If there is anything that marks the preaching of our generation it is its need for “relevance.” We go to church today and very naturally expect to hear something that will in some way help our life this week. And if the sermon is not “practical” in these terms, addressing our felt needs, it just isn’t worth our time.

Of course there is something about this “practical” expectation that is very right. The Bible does indeed speak to real life issues, and we should expect the preacher to unpack and apply these truths for us. A religion that does not affect life is not true religion.

But there is also something about this “practical” expectation that is very wrong. First, it forgets that Christianity is a creedal religion. It is much more than that, of course, but it is at least that. It has certain truth claims, propositions that it insists you must understand and believe. God claims that these things are important, and so should we.

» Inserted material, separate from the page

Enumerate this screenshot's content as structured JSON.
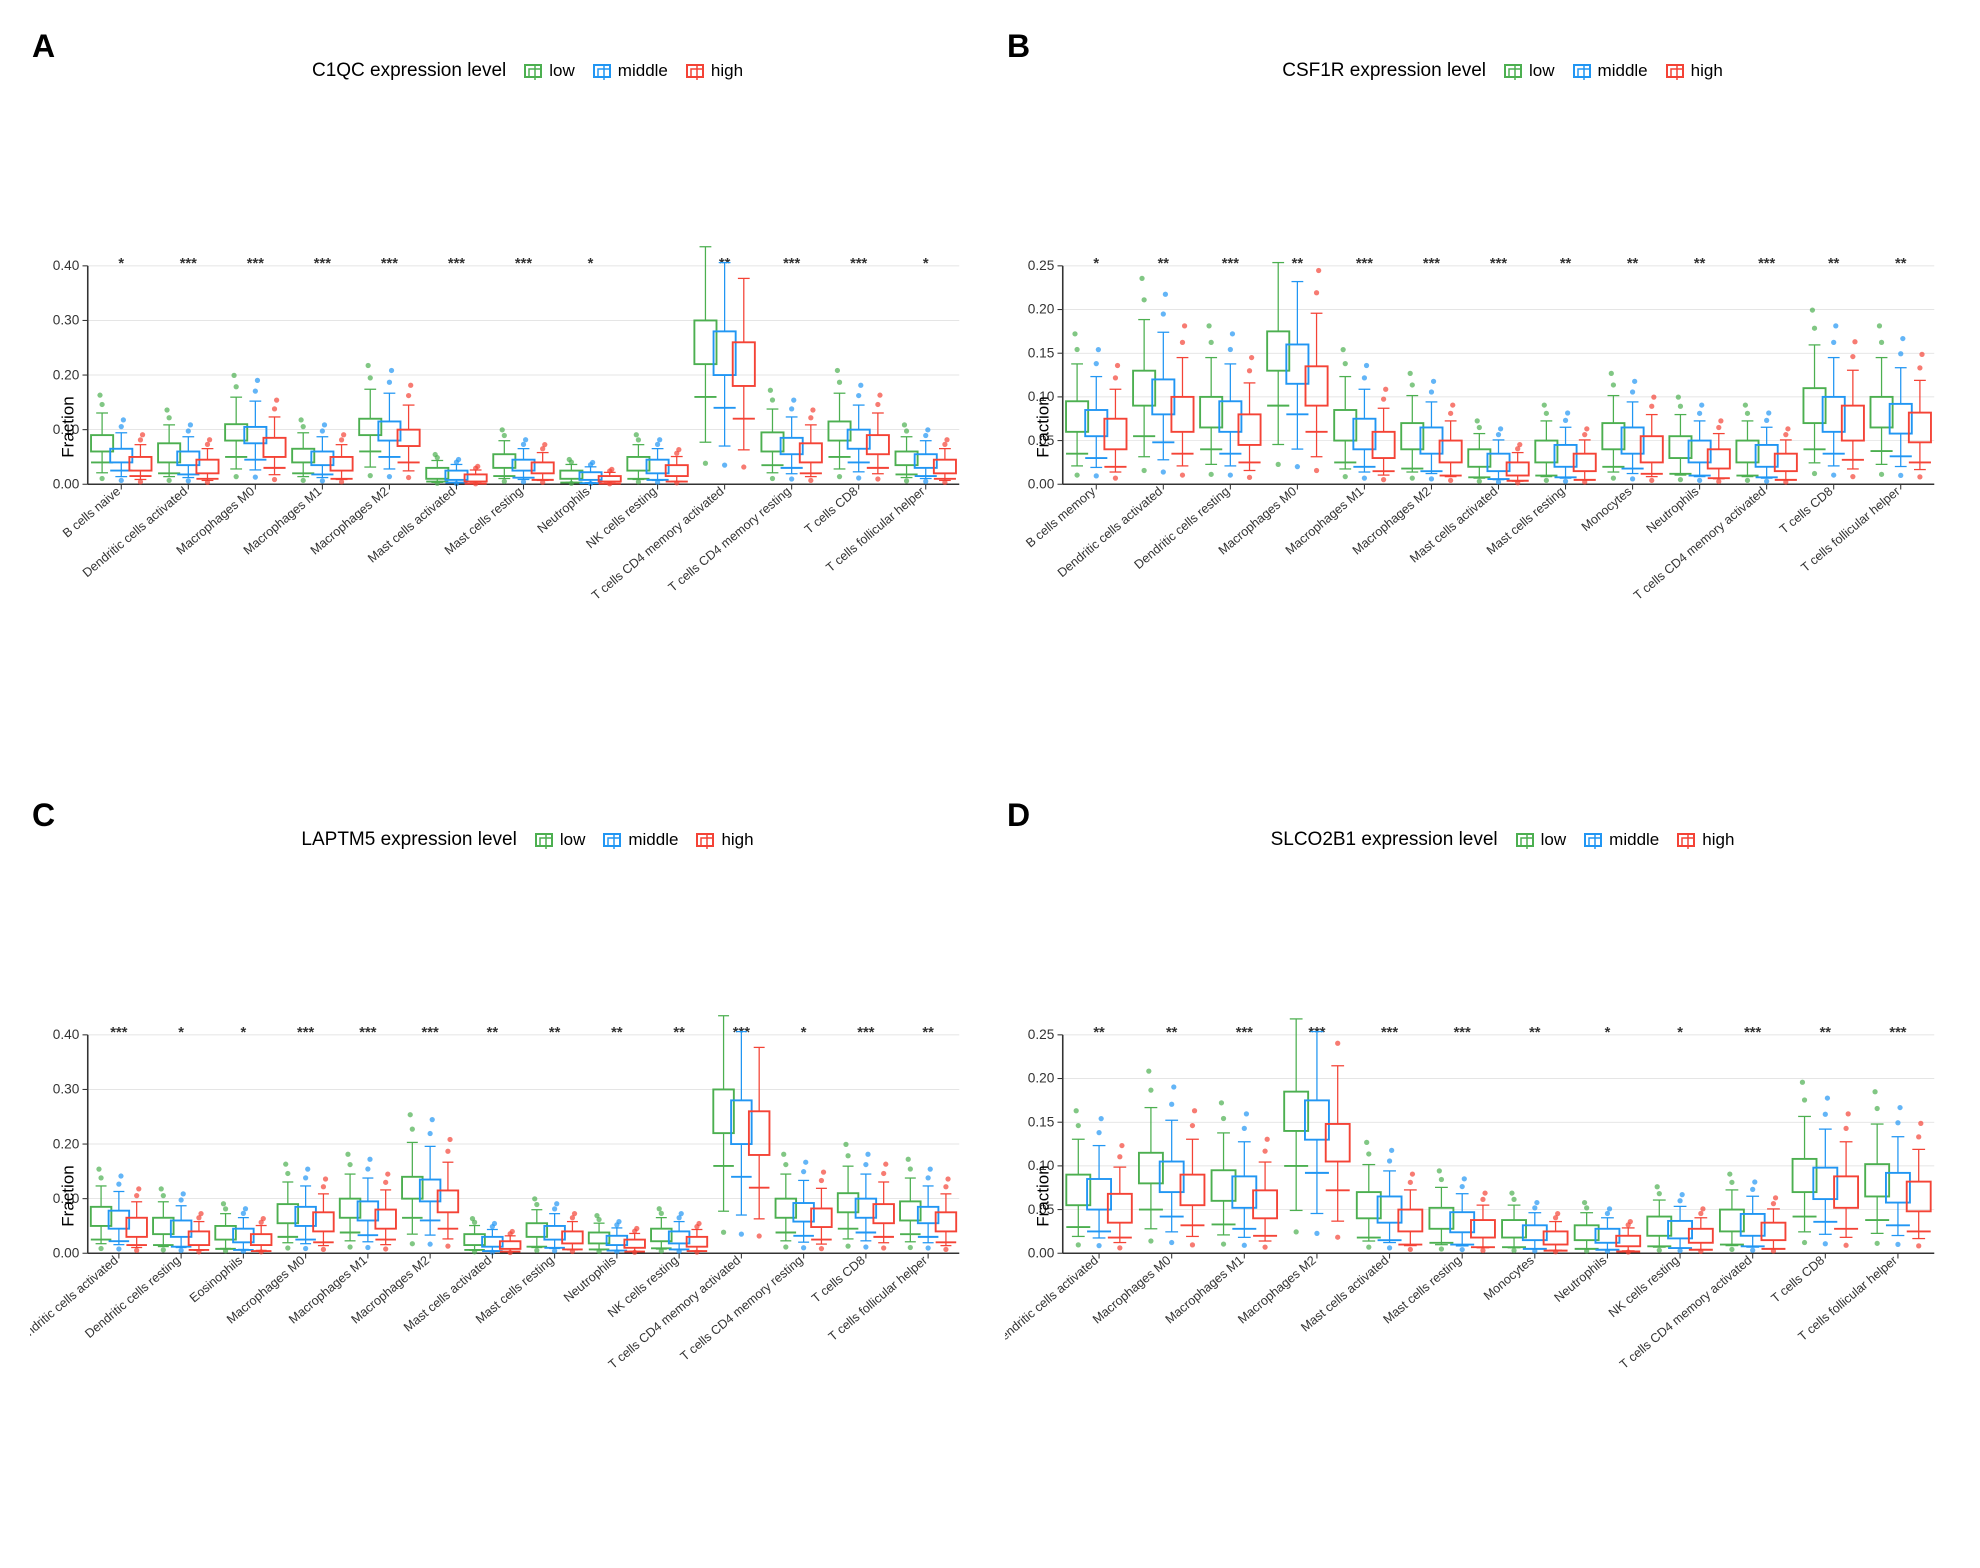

This contemporary thinking also fails to come to grips with the command to love God with our mind. This is a foreign concept to many today. But when God commands that we love him with our mind it at least implies that we should be willing to think deeply about him and seek to understand him and his greatness more thoroughly.

In fact, we might as well admit that this cry for “practical” is can be self-idolatrous, too often reflecting a greater measure of concern for my own personal interests than for my knowledge of God. “What use is it to me to learn all this about the Trinity?” a church elder once asked me. What use? I wondered — whatever happened to worship? It would seem that we ourselves have become the objects of our worship and not God.

The irony of all this is that in our preference for “relevance” we sell ourselves short. We do not find our highest fulfillment in life tips. There is nothing better for us, nothing more useful, and nothing more fulfilling than an increased acquaintance with the greatness of God. God is passionate for his own glory, and we ourselves are most satisfied simply in losing ourselves in our pursuit of him.